There was no question.
It was a dog, nothing more, just a lousy dog.
“This is how my life works,” Wilde said. “Get used to it.”
91
Day Five
June 13, 1952
Friday Night
FALLON BOUNDED down the stairs two at a time, trying to stay quiet but needing to get outside before she ran out of air. She didn’t turn around. If someone was behind her she didn’t care. At the lower level she headed for the front door. As she reached for the knob the door opened and she came face to face with a woman.
It was the one from the wreck.
Vampire.
“Someone’s upstairs robbing your safe,” she said.
Then she pushed around and ran into the night.
“Wait a minute!”
She didn’t wait.
She kept running.
“Hold on!”
She took a quick glance back as she ran and found Vampire on her tail. The woman had her dress hiked up to her waist and was moving as fast as she could in high-heels, running on the balls of her feet.
Her speed was surprising.
Lose her!
Lose her!
Lose her!
“Stop, I’m not going to hurt you!”
Fallon lifted her knees up higher, sprinter style. The stitches on her leg were tearing apart and shooting hot pain into her brain. She reached down to see if she was bleeding.
She was.
Badly.
“Stop.”
The voice was right behind her, dangerously close.
Three more steps, that’s how far she got, three more steps, then strong arms wrapped around her from behind and forced her feet out from under her. She fell hard, directly on her chest, with the other woman landing on top.
The wind came out of her lungs.
She couldn’t move.
Her strength was gone.
/> The other woman twisted her over onto her back, straddled her chest, forced her arms over her head and pinned her down.

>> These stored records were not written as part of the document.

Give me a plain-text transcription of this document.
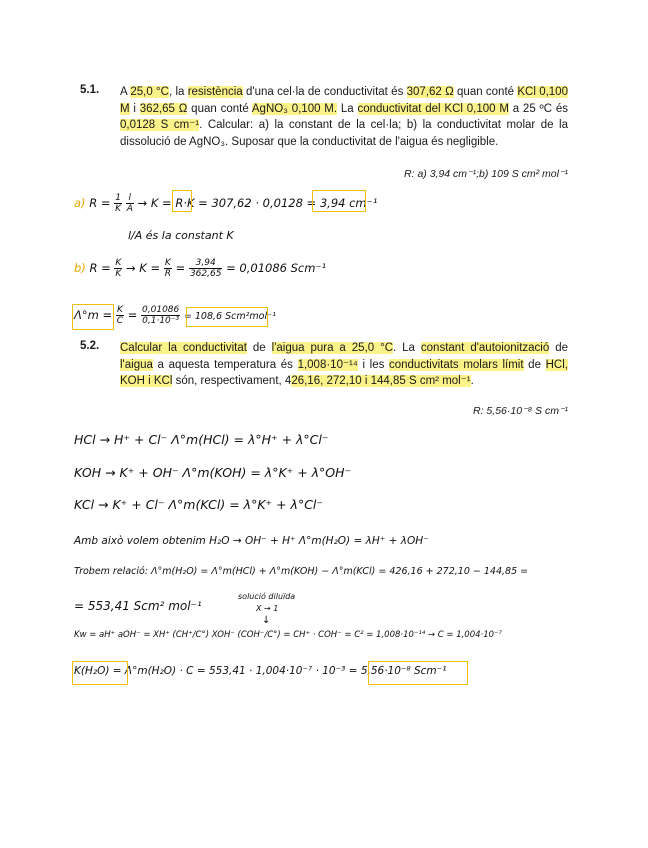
5.1. A 25,0 °C, la resistència d'una cel·la de conductivitat és 307,62 Ω quan conté KCl 0,100 M i 362,65 Ω quan conté AgNO₃ 0,100 M. La conductivitat del KCl 0,100 M a 25 ºC és 0,0128 S cm⁻¹. Calcular: a) la constant de la cel·la; b) la conductivitat molar de la dissolució de AgNO₃. Suposar que la conductivitat de l'aigua és negligible.
R: a) 3,94 cm⁻¹;b) 109 S cm² mol⁻¹
a) $R = \frac{1}{K}$
$\frac{l}{A} \to K = R\cdot K = 307,62 \cdot 0,0128 = 3,94$ cm⁻¹
l/A és la constant K
b) $R = \frac{K}{K} \to K = \frac{K}{R} = \frac{3,94}{362,65} = 0,01086$ Scm⁻¹
$\Lambda^\circ m = \frac{K}{C} = \frac{0,01086}{\text{0,1·10⁻³}} = 108,6$ Scm²mol⁻¹
5.2. Calcular la conductivitat de l'aigua pura a 25,0 °C. La constant d'autoionització de l'aigua a aquesta temperatura és 1,008·10⁻¹⁴ i les conductivitats molars límit de HCl, KOH i KCl són, respectivament, 426,16, 272,10 i 144,85 S cm² mol⁻¹.
R: 5,56·10⁻⁸ S cm⁻¹
HCl → H⁺ + Cl⁻ Λ°m(HCl) = λ°H⁺ + λ°Cl⁻
KOH → K⁺ + OH⁻ Λ°m(KOH) = λ°K⁺ + λ°OH⁻
KCl → K⁺ + Cl⁻ Λ°m(KCl) = λ°K⁺ + λ°Cl⁻
Amb això volem obtenim H₂O → OH⁻ + H⁺ Λ°m(H₂O) = λH⁺ + λOH⁻
Trobem relació: Λ°m(H₂O) = Λ°m(HCl) + Λ°m(KOH) − Λ°m(KCl) = 426,16 + 272,10 − 144,85 =
= 553,41 Scm² mol⁻¹
solució diluïda
X → 1
↓
Kw = aH⁺ aOH⁻ = XH⁺ (CH⁺/C°) XOH⁻ (COH⁻/C°) = CH⁺ · COH⁻ = C² = 1,008·10⁻¹⁴ → C = 1,004·10⁻⁷
K(H₂O) = Λ°m(H₂O) · C = 553,41 · 1,004·10⁻⁷ · 10⁻³ = 5,56·10⁻⁸ Scm⁻¹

She struggled with her last ounce of strength.
It was no use.
She was caught.
It was over.
VAMPIRE KEPT HER PINNED but said nothing, breathing heavily, catching her breath, sinking her weight down. Suddenly the explosion of a gun rang through the night.
It wasn’t at them.
No bullets flew by.
It came from inside the mansion.
Someone inside shot at someone else inside.
Fallon twisted but couldn’t get free.
Jundee!
92
Day Five
June 13, 1952
Friday Night
LONDON WAS HIT, how badly and how deep Shade didn’t know, nor did she have time to think about it. She let her reflexes take over, firing at the silhouette, wanting one thing and one thing only, to get him before he got her. Within seconds one of them would be dead.
Bam!
Bam!
Bam!
The shape slumped to the ground. It wasn’t the fast motion of someone avoiding fire, it was the motion of a body that had suddenly lost all strength and was succumbing to gravity. Shade fired again, two more times, into the darkness next to the car, where the body should be. She couldn’t tell if she hit him again or not but didn’t hear anything ricochet into the distance.
“I’m bleeding like a pig,” London said.
“Where?”
“My head.”
It had to be a graze, otherwise she’d be dead.
“Let me feel.”
The woman was little more than a black shape. Her hand made contact on the top of London’s head and she felt nothing. As she brought it down the side, though, the woman’s hair was thick with blood. Then she found the wound.
“It’s your ear.”
“How much?”
“I can’t tell,” Shade said. “Keep pressure on it and stay here.”
“Where are you going?”
“Just stay here.”
GUN IN HAND, she ran over to the shooter, slowing as she got there, keeping her weapon trained. The man was on the ground, not moving, face down. He didn’t twitch or make a sound when Shade shook him. She felt a pulse in his neck and wrist, got nothing either place and rolled him over.